Klaus sieht auf den ersten Blick, dass die Umgebung zur Durchführung der Ehrung recht ungünstig ist, aus fotografischer Sicht. Am besten hätte alles auf der Bühne neben dem weißen Flügel gewirkt. Doch wo man jetzt steht, ist die Bühne weit entfernt. Und Udo Jürgens nocheinmal dorthin bitten? Fast nicht möglich, da für ihn heute ein rabenschwarzer Tag ist. Fußballmäßig gesehen. Wenn die National-Elf gewonnen hätte, wäre das sicher kein Problem gewesen. Doch heute muss, wie von seinem Tourbegleiter zu erfahren ist, Rücksicht auf das Nervenkostüm des Künstlers genommen werden. Klaus hat gar nicht gewusst, dass Udo Jürgens ein solcher Fußballfan ist. So findet die Aktion einfach zwischen Kulissen und Gabelstapler statt.

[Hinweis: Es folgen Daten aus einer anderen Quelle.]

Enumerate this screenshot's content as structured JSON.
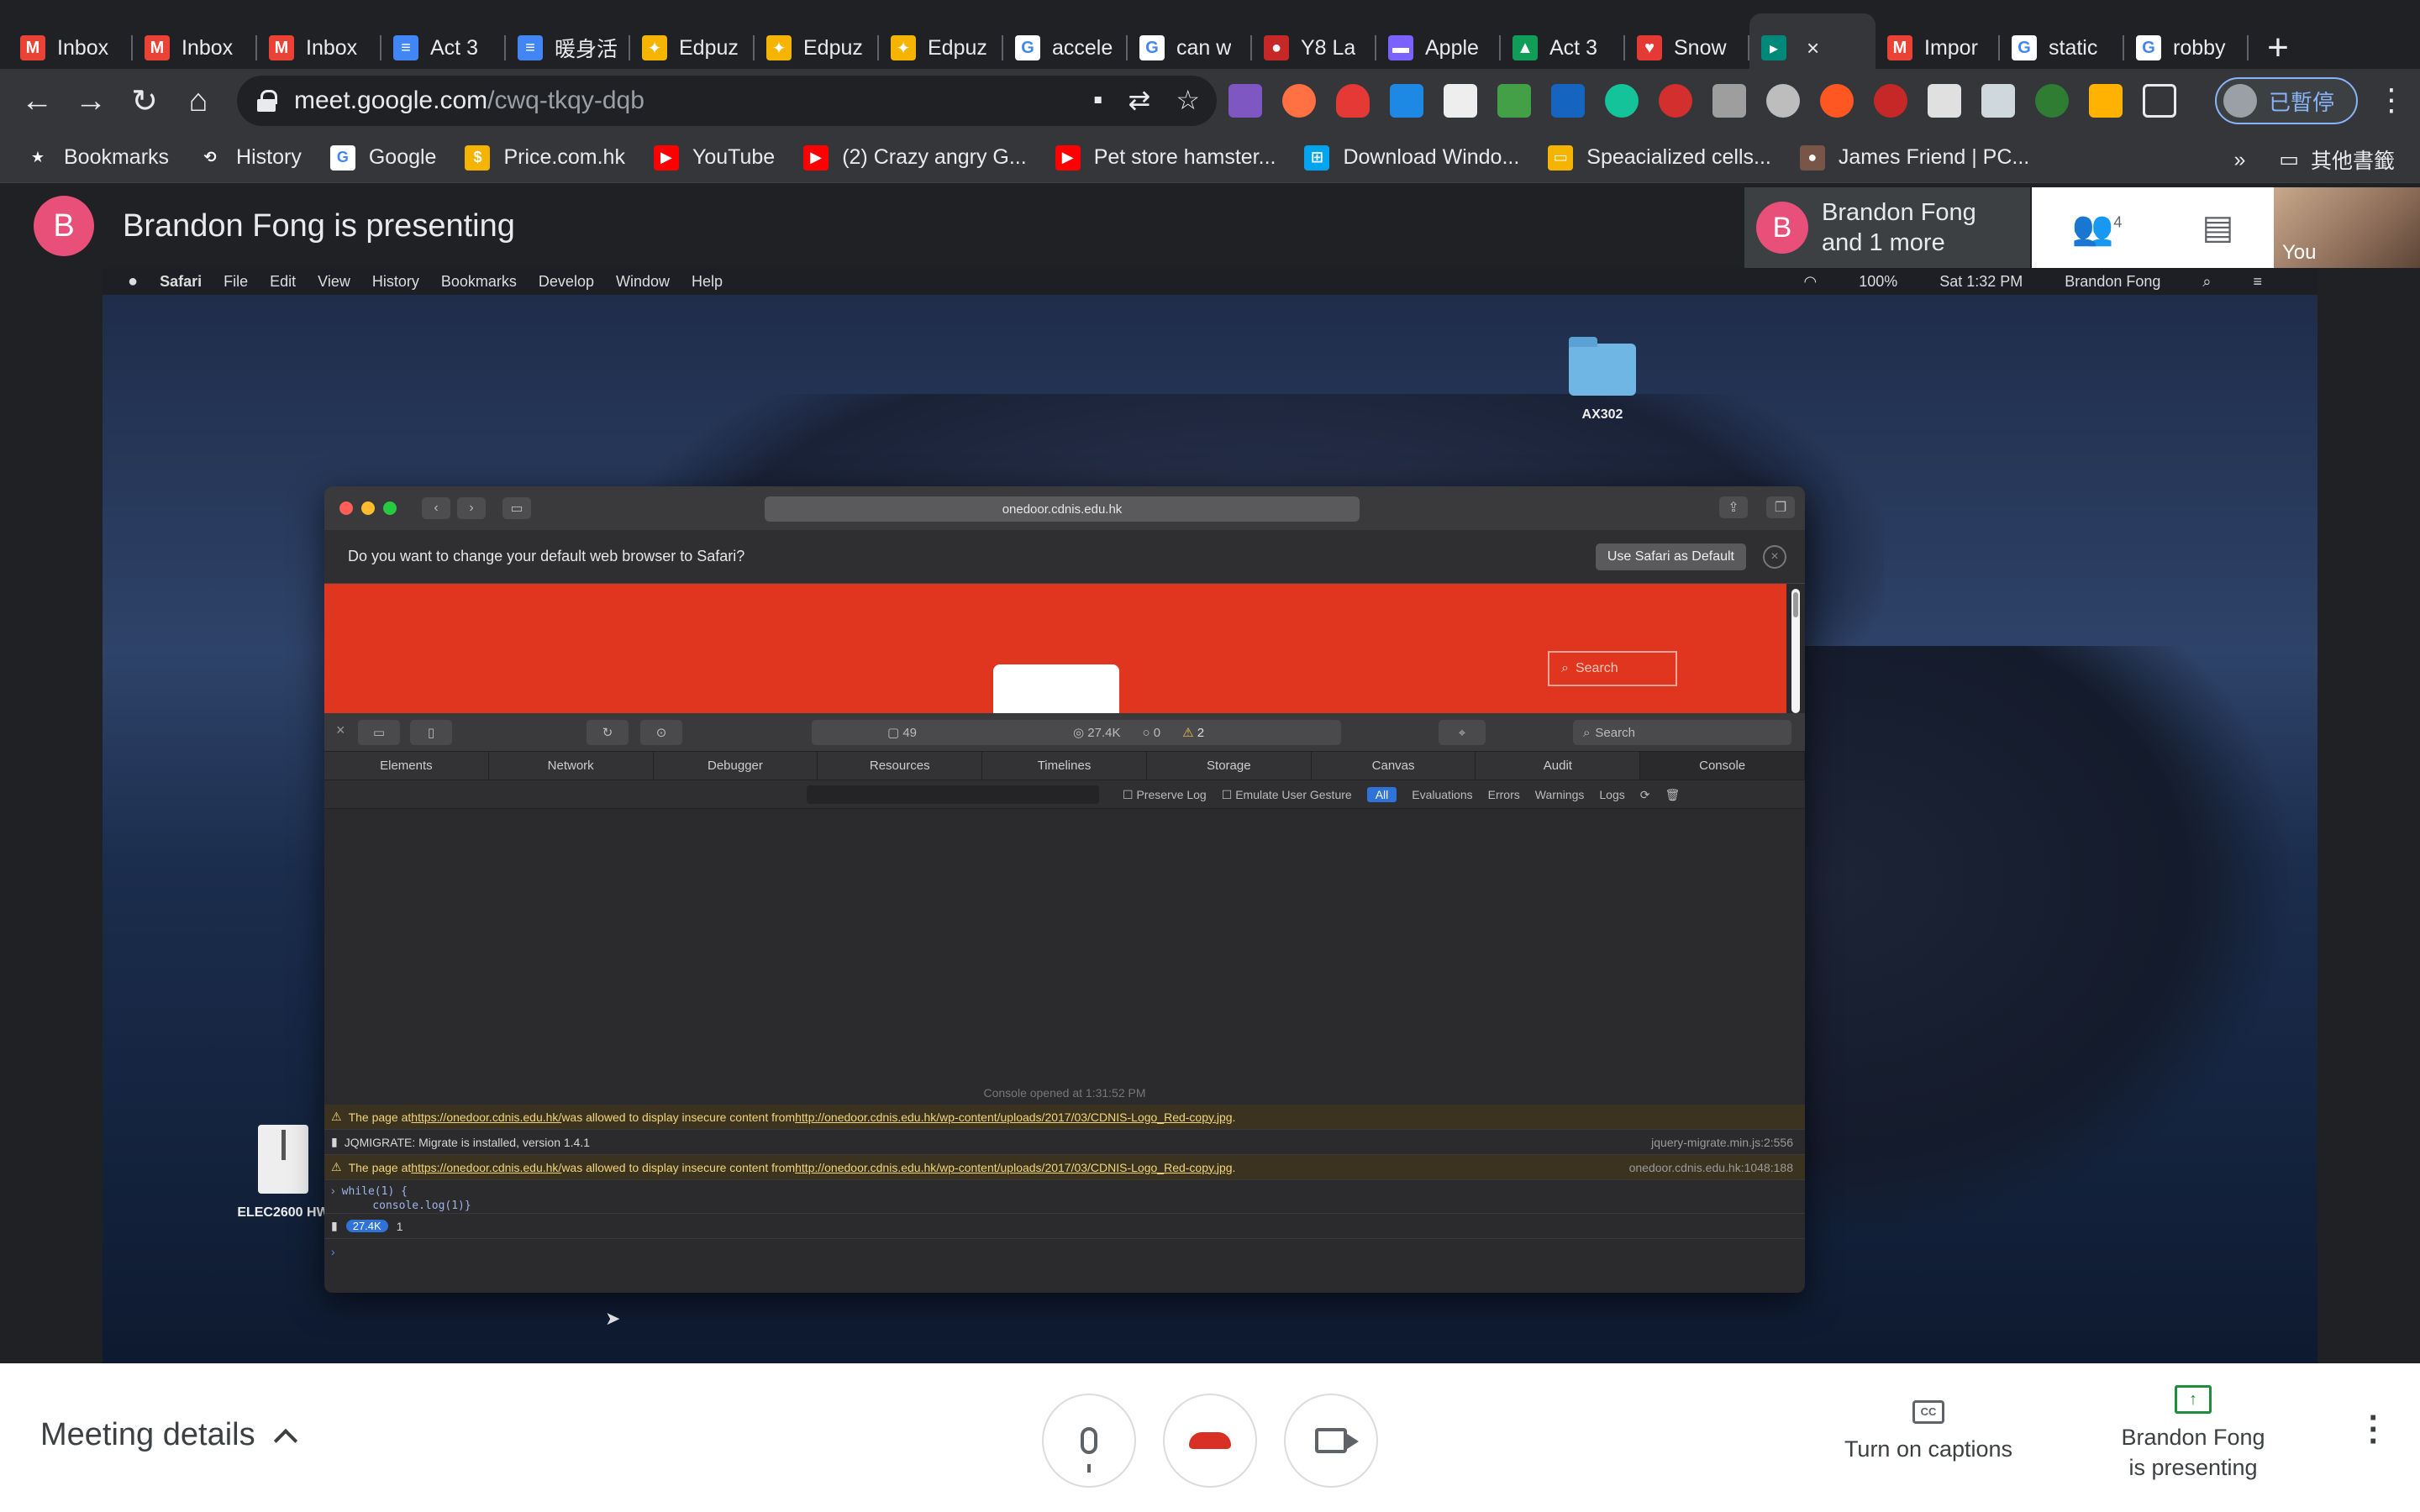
{
  "browser": {
    "tabs": [
      {
        "title": "Inbox",
        "icon": "gmail-icon",
        "color": "#ea4335",
        "glyph": "M"
      },
      {
        "title": "Inbox",
        "icon": "gmail-icon",
        "color": "#ea4335",
        "glyph": "M"
      },
      {
        "title": "Inbox",
        "icon": "gmail-icon",
        "color": "#ea4335",
        "glyph": "M"
      },
      {
        "title": "Act 3",
        "icon": "google-docs-icon",
        "color": "#4285f4",
        "glyph": "≡"
      },
      {
        "title": "暖身活",
        "icon": "google-docs-icon",
        "color": "#4285f4",
        "glyph": "≡"
      },
      {
        "title": "Edpuz",
        "icon": "edpuzzle-icon",
        "color": "#f4b400",
        "glyph": "✦"
      },
      {
        "title": "Edpuz",
        "icon": "edpuzzle-icon",
        "color": "#f4b400",
        "glyph": "✦"
      },
      {
        "title": "Edpuz",
        "icon": "edpuzzle-icon",
        "color": "#f4b400",
        "glyph": "✦"
      },
      {
        "title": "accele",
        "icon": "google-icon",
        "color": "#ffffff",
        "glyph": "G"
      },
      {
        "title": "can w",
        "icon": "google-icon",
        "color": "#ffffff",
        "glyph": "G"
      },
      {
        "title": "Y8 La",
        "icon": "y8-icon",
        "color": "#c62828",
        "glyph": "●"
      },
      {
        "title": "Apple",
        "icon": "apple-icon",
        "color": "#7b61ff",
        "glyph": "▬"
      },
      {
        "title": "Act 3",
        "icon": "google-drive-icon",
        "color": "#0f9d58",
        "glyph": "▲"
      },
      {
        "title": "Snow",
        "icon": "heart-icon",
        "color": "#e53935",
        "glyph": "♥"
      },
      {
        "title": "",
        "icon": "google-meet-icon",
        "color": "#00897b",
        "glyph": "▸",
        "active": true
      },
      {
        "title": "Impor",
        "icon": "gmail-icon",
        "color": "#ea4335",
        "glyph": "M"
      },
      {
        "title": "static",
        "icon": "google-icon",
        "color": "#ffffff",
        "glyph": "G"
      },
      {
        "title": "robby",
        "icon": "google-icon",
        "color": "#ffffff",
        "glyph": "G"
      }
    ],
    "url_host": "meet.google.com",
    "url_path": "/cwq-tkqy-dqb",
    "profile_label": "已暫停",
    "bookmarks": [
      {
        "label": "Bookmarks",
        "icon": "star-icon",
        "color": "#35363a",
        "glyph": "★"
      },
      {
        "label": "History",
        "icon": "history-icon",
        "color": "#35363a",
        "glyph": "⟲"
      },
      {
        "label": "Google",
        "icon": "google-icon",
        "color": "#ffffff",
        "glyph": "G"
      },
      {
        "label": "Price.com.hk",
        "icon": "price-icon",
        "color": "#f4b400",
        "glyph": "$"
      },
      {
        "label": "YouTube",
        "icon": "youtube-icon",
        "color": "#ff0000",
        "glyph": "▶"
      },
      {
        "label": "(2) Crazy angry G...",
        "icon": "youtube-icon",
        "color": "#ff0000",
        "glyph": "▶"
      },
      {
        "label": "Pet store hamster...",
        "icon": "youtube-icon",
        "color": "#ff0000",
        "glyph": "▶"
      },
      {
        "label": "Download Windo...",
        "icon": "windows-icon",
        "color": "#00a4ef",
        "glyph": "⊞"
      },
      {
        "label": "Speacialized cells...",
        "icon": "slides-icon",
        "color": "#f4b400",
        "glyph": "▭"
      },
      {
        "label": "James Friend | PC...",
        "icon": "site-icon",
        "color": "#795548",
        "glyph": "●"
      }
    ],
    "other_bookmarks": "其他書籤"
  },
  "meet": {
    "presenter_initial": "B",
    "presenting_text": "Brandon Fong is presenting",
    "participant_tile_line1": "Brandon Fong",
    "participant_tile_line2": "and 1 more",
    "participant_count": "4",
    "self_label": "You",
    "meeting_details": "Meeting details",
    "captions_label": "Turn on captions",
    "presenting_line1": "Brandon Fong",
    "presenting_line2": "is presenting",
    "cc_glyph": "CC",
    "colors": {
      "avatar": "#e8507a",
      "end_call": "#d93025",
      "present": "#1e8e3e"
    }
  },
  "shared_screen": {
    "menubar": {
      "apple": "",
      "items": [
        "Safari",
        "File",
        "Edit",
        "View",
        "History",
        "Bookmarks",
        "Develop",
        "Window",
        "Help"
      ],
      "status_battery": "100%",
      "status_time": "Sat 1:32 PM",
      "status_user": "Brandon Fong"
    },
    "desktop_icons": [
      {
        "label": "AX302",
        "type": "folder"
      },
      {
        "label": "ELEC2600 HW",
        "type": "zip"
      }
    ],
    "safari": {
      "url": "onedoor.cdnis.edu.hk",
      "banner_text": "Do you want to change your default web browser to Safari?",
      "banner_button": "Use Safari as Default",
      "page_search_placeholder": "Search",
      "inspector": {
        "toolbar_resources": "49",
        "toolbar_size": "27.4K",
        "toolbar_errors": "0",
        "toolbar_warnings": "2",
        "search_placeholder": "Search",
        "tabs": [
          "Elements",
          "Network",
          "Debugger",
          "Resources",
          "Timelines",
          "Storage",
          "Canvas",
          "Audit",
          "Console"
        ],
        "filters": {
          "preserve_log": "Preserve Log",
          "emulate_gesture": "Emulate User Gesture",
          "all": "All",
          "evaluations": "Evaluations",
          "errors": "Errors",
          "warnings": "Warnings",
          "logs": "Logs"
        },
        "console_opened": "Console opened at 1:31:52 PM",
        "logs": [
          {
            "type": "warn",
            "prefix": "The page at ",
            "link1": "https://onedoor.cdnis.edu.hk/",
            "middle": " was allowed to display insecure content from ",
            "link2": "http://onedoor.cdnis.edu.hk/wp-content/uploads/2017/03/CDNIS-Logo_Red-copy.jpg",
            "suffix": ".",
            "source": ""
          },
          {
            "type": "info",
            "text": "JQMIGRATE: Migrate is installed, version 1.4.1",
            "source": "jquery-migrate.min.js:2:556"
          },
          {
            "type": "warn",
            "prefix": "The page at ",
            "link1": "https://onedoor.cdnis.edu.hk/",
            "middle": " was allowed to display insecure content from ",
            "link2": "http://onedoor.cdnis.edu.hk/wp-content/uploads/2017/03/CDNIS-Logo_Red-copy.jpg",
            "suffix": ".",
            "source": "onedoor.cdnis.edu.hk:1048:188"
          }
        ],
        "input_line1": "while(1) {",
        "input_line2": "    console.log(1)}",
        "output_count": "27.4K",
        "output_value": "1"
      }
    }
  }
}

Steinzeitlich wie bei Familie Feuerstein: Arbeiten mit Rollfilm

Klaus erklärt in knappen Worten noch einmal die Ideologie des Friedensprojekts anhand des Fernweh-Park Prospekts. Udo zeigt sich sehr interessiert, welche Stars da alle schon mitgemacht haben und greift mit Freude zum Stift. Mit Schwung signiert er sein Star-Schild, mit dem er die Besucher des Fernweh-Parks grüßt.

Was waren das noch für Zeiten. Klaus fotografierte damals noch mit Rollfilm. Musste nach 36 Aufnahmen eine neue Filmpatrone einlegen. Dann wurden die Aufnahmen entwickelt, Papierbilder angefertigt. Doch wie kamen die Bildabzüge damals auf die Homepage? Sie wurden eingescannt. Man sieht die fürchterliche Qualität auf den ersten Blick. Als zweite Kamera hatte Klaus erstmals eine Digicam dabei. Mit ganz wenig Pixel. Jedes Smartphone hat heute zigfach mehr. Die digitale Fotografie war im Jahre 2002 noch nicht weit verbreitet und gute Kameras unerschwinglich. So sieht man den Qualitätsunterschied auf den ersten Blick. Die Star-Schild Signierung wurde noch analog aufgenommen, die Handadruck-Aktion digital.

Feeling Hollywood

Dann ist Feeling Hollywood angesagt. Die Handabdrücke des Stars sollen verewigt werden. Doch Zement sollte es diesmal nicht sein. Nach Peter Maffay, Maximilian Schell, Reinhold Messner und Helmut Lotti wollte Klaus Beer diesmal ein anderes Material verwenden. Denn alles bisherige war Nervenkrieg pur. Kam der Star, zum Beispiel aufgehalten durch ein Fernsehteam, auch nur ein paar Minuten später, hatte der Zement oft schon so stark angezogen, dass der Künstler Mühe hatte, überhaupt noch seine Hände darin zu versenken. War das Gemisch dagegen zu locker angerührt konnte es passieren, dass die Prints auf der Rückfahrt im Auto wieder verrüttelten – und nichts mehr zu sehen war. Deshalb musste etwas anderes her.

PREMIERE: Udo Jürgens – der 1. Star in „Ton“ !!!

Der „Töpferladen“ in Hof hatte die Lösung. Udo Jürgens Handabdrücke sollten erstmals nicht in Zement, sondern in einem speziellen Tongemisch „verewigt“ werden. Damit in Dresden alles klappt, mußte natürlich vorher bis ins Detail getestet werden.

Nach Zement der Ton – Klaus Beer als „Versuchskaninchen“

Rosa Maria Wolfrum, Inhaberin des Töpferladens: „Damit Klaus am eigenen Leib erfahren kann, wie das vor sich geht und welche Anweisungen er aus dem Umgang mit dem Material künftig an die Stars weitergeben kann, muß er ‚Versuchskaninchen‘ spielen.“

Und so drückt Klaus im Selbstversuch seine Hände in die feuchte Masse. „Man muss ja schließlich selbst einmal erlebt haben, was man anderen zumutet.“ Ein Zeitdokument!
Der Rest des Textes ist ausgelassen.